La Envidia
He sentido envidia algunas veces en mi vida, y no propiamente de la buena. Es más, una envidia que se respete, genuina, siempre es mala. Entre todas las emociones negativas que he experimentado, la más dañina ha sido esa. La conozco bien, y por eso creo que puedo decir algo sobre ella.

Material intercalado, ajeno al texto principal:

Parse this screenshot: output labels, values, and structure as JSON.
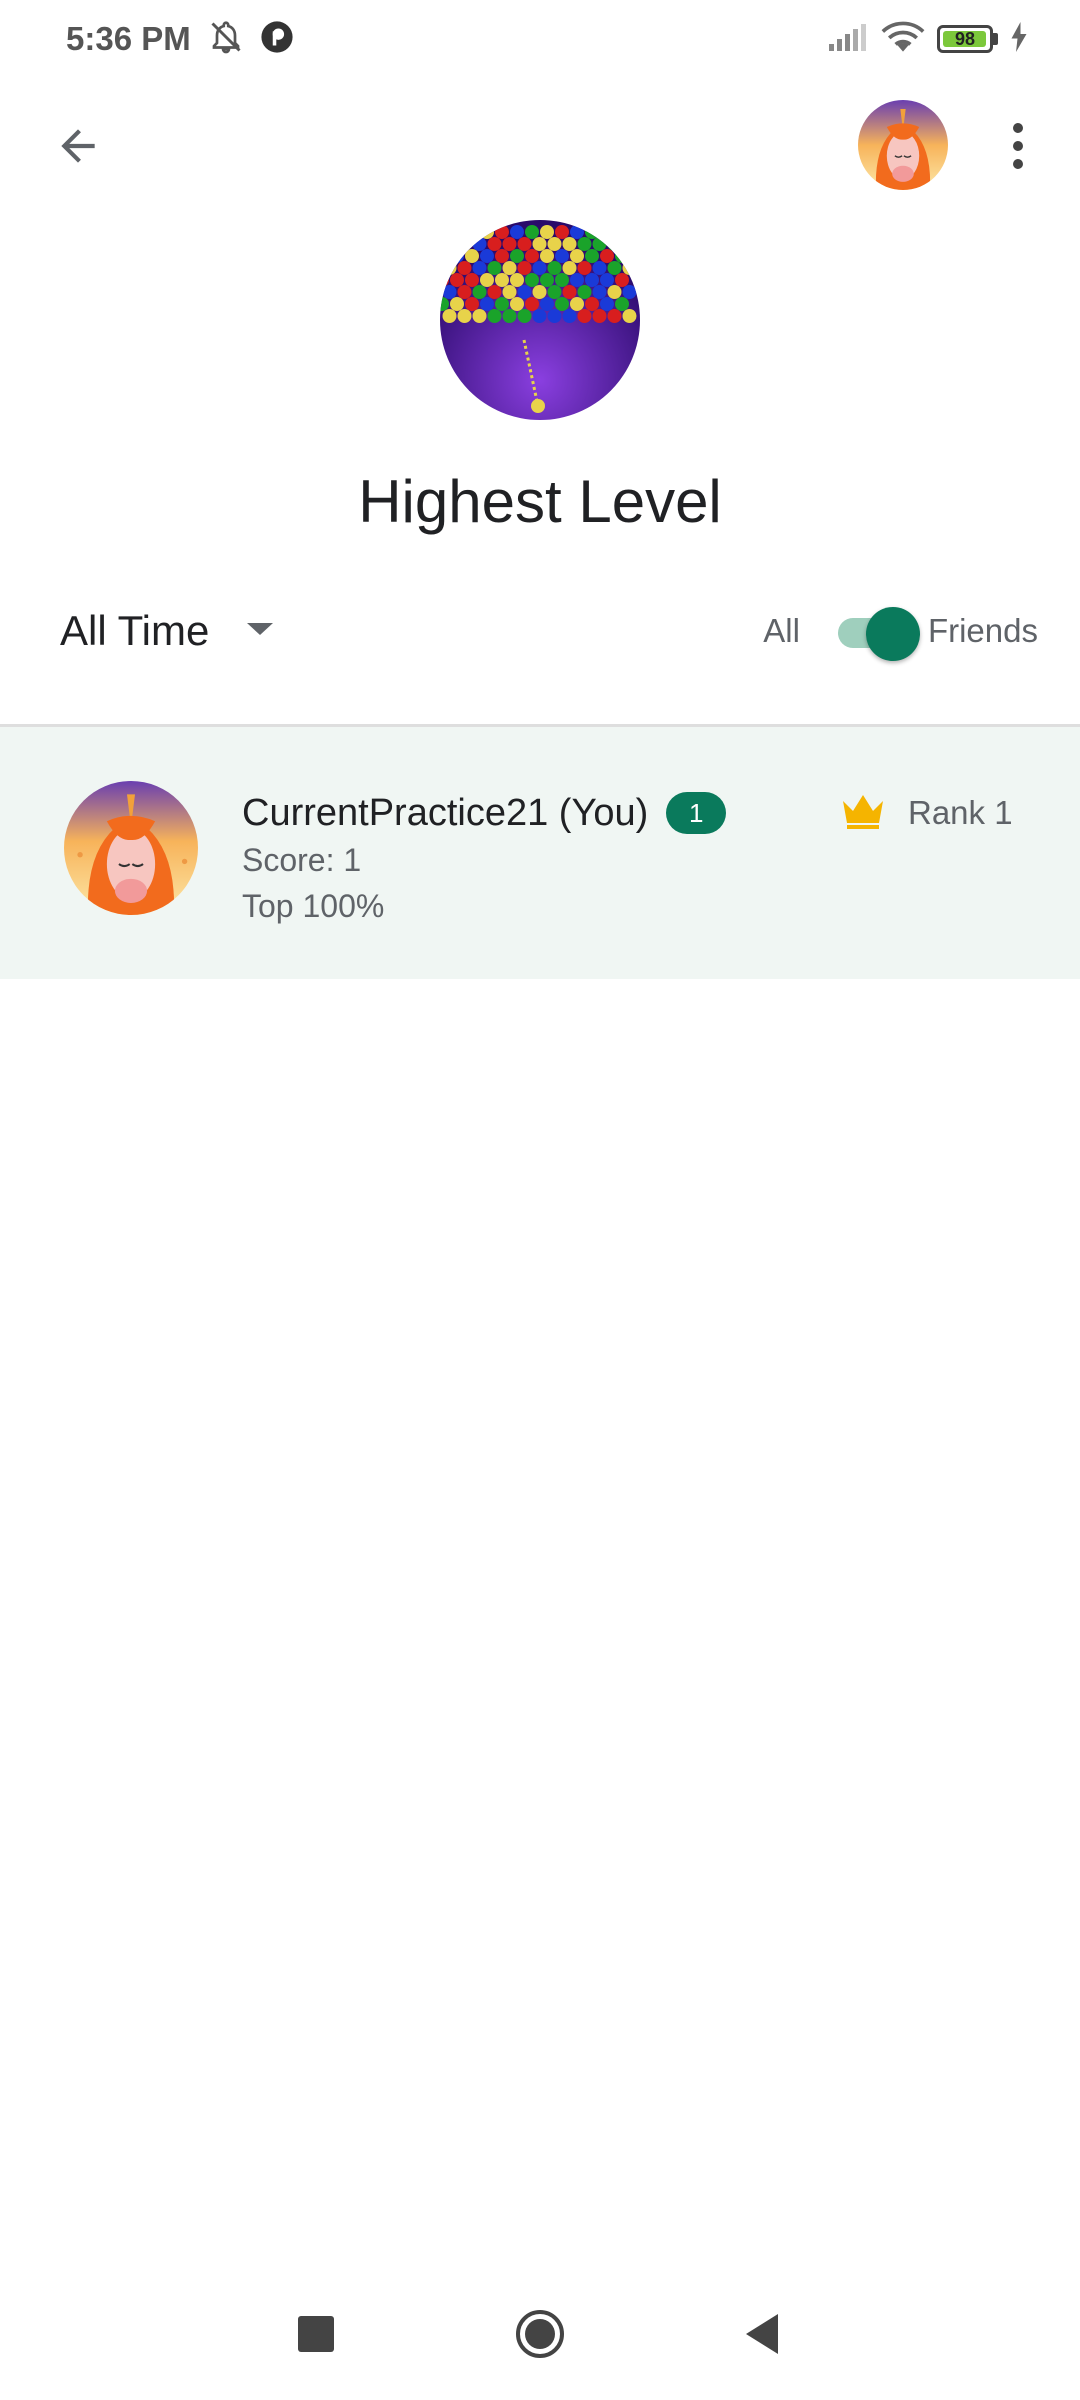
{
  "status_bar": {
    "time": "5:36 PM",
    "battery_level": "98",
    "battery_fraction": 0.98,
    "icons": [
      "bell-off-icon",
      "app-notification-icon",
      "signal-icon",
      "wifi-icon",
      "battery-icon",
      "charging-icon"
    ]
  },
  "app_bar": {
    "back_icon": "arrow-back-icon",
    "profile_icon": "unicorn-avatar",
    "menu_icon": "more-vert-icon"
  },
  "leaderboard": {
    "title": "Highest Level",
    "time_filter": "All Time",
    "toggle": {
      "left_label": "All",
      "right_label": "Friends",
      "state": "Friends"
    },
    "entries": [
      {
        "name": "CurrentPractice21 (You)",
        "level_badge": "1",
        "score": "Score: 1",
        "top_percent": "Top 100%",
        "rank": "Rank 1"
      }
    ]
  },
  "colors": {
    "accent": "#0a7a5c",
    "row_highlight": "#f0f6f3",
    "crown": "#f5b400"
  },
  "nav_bar": {
    "icons": [
      "recents-square-icon",
      "home-circle-icon",
      "back-triangle-icon"
    ]
  }
}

La envidia profunda suele ser secreta e inconfesable, porque su carácter es vergonzante para el que la sufre. Es una energía que se oculta en su propia inconsciencia para no tener que pasar por el humillante proceso de ser reconocida y aceptada. El envidioso que no sabe que lo es lo sublimiza con el intenso poder de su ego desgraciado, que vocifera argumentos y juicios para minimizar a como dé lugar la grandeza que ve en el otro, pues esa envidia nace de una autoestima menoscabada y resentida frente a una clase de admiración que no ha logrado digerir.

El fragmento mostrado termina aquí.